Shutting the Doors
I don't know why it bothers me. It is just a part-time job that I took just over a year ago to help defray gas costs.
I've worked for places that closed before, including my own store.
Maybe it is my age, and the fact that I would have continued here till I couldn't do it any more.
Maybe it is because I will miss these women more than most of the others I have worked with.
Maybe it is because we say we will stay in touch, but if the past is any indication, well, we won't.
It is just two weeks away, the final closing of the doors. The 80% off signs no longer appeal to me. I have, as Hubby says, enough clothes and jewelry to last the rest of my life. I have plenty of friends, another job and a valued faith gift. So what's the problem?
This place has given me a new outlook. I have become more confident. I wear my personality instead of polyester. I've become more outgoing. It and my church have driven me to be more ME. The boss's young daughter says she wants to dress like me when she's sixty. Some of the others say I have a certain zing for my age. I don't think they realize that they are the ones who helped me to be the person I was once, and am again.

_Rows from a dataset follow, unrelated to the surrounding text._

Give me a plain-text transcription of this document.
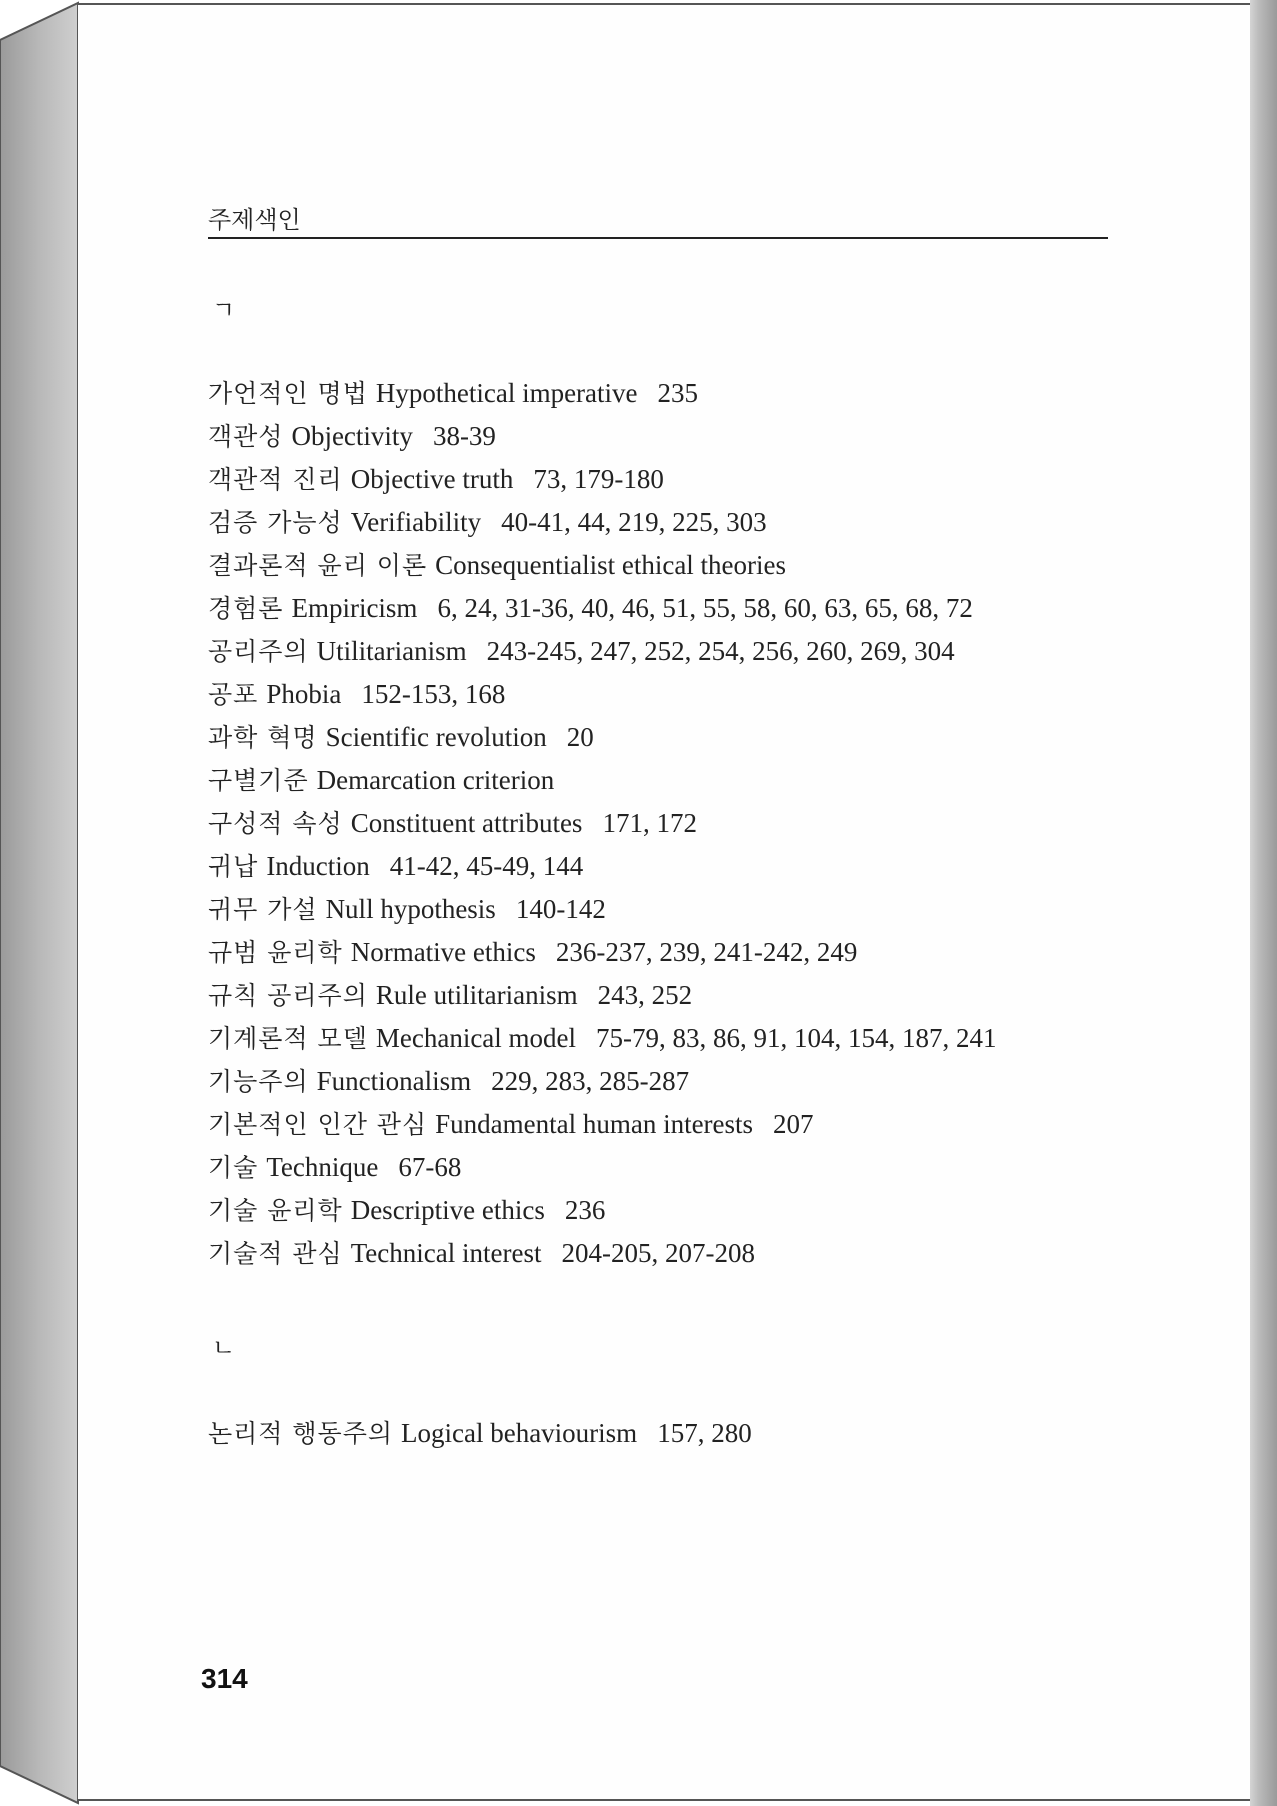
주제색인
ㄱ
가언적인 명법 Hypothetical imperative 235
객관성 Objectivity 38-39
객관적 진리 Objective truth 73, 179-180
검증 가능성 Verifiability 40-41, 44, 219, 225, 303
결과론적 윤리 이론 Consequentialist ethical theories
경험론 Empiricism 6, 24, 31-36, 40, 46, 51, 55, 58, 60, 63, 65, 68, 72
공리주의 Utilitarianism 243-245, 247, 252, 254, 256, 260, 269, 304
공포 Phobia 152-153, 168
과학 혁명 Scientific revolution 20
구별기준 Demarcation criterion
구성적 속성 Constituent attributes 171, 172
귀납 Induction 41-42, 45-49, 144
귀무 가설 Null hypothesis 140-142
규범 윤리학 Normative ethics 236-237, 239, 241-242, 249
규칙 공리주의 Rule utilitarianism 243, 252
기계론적 모델 Mechanical model 75-79, 83, 86, 91, 104, 154, 187, 241
기능주의 Functionalism 229, 283, 285-287
기본적인 인간 관심 Fundamental human interests 207
기술 Technique 67-68
기술 윤리학 Descriptive ethics 236
기술적 관심 Technical interest 204-205, 207-208
ㄴ
논리적 행동주의 Logical behaviourism 157, 280
314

I tend to look at everything from the time Mom passed away. Many things happened that year. Facebook, old friends entering my life again and new friends appearing. New jobs, new blog, new church. The YMCA. Dancing. Confidence. The bucket list. It wasn't all good, but I learned from the hurts, too.
"Busy Bee's", as Hubby nicknamed the joint, became a place of fun and refuge. I'll miss that fun. I'll miss the customers. I hope I have gained enough knowledge of myself that it will carry on, even if the friendships don't.
So, farewell. It just won't be the same without you.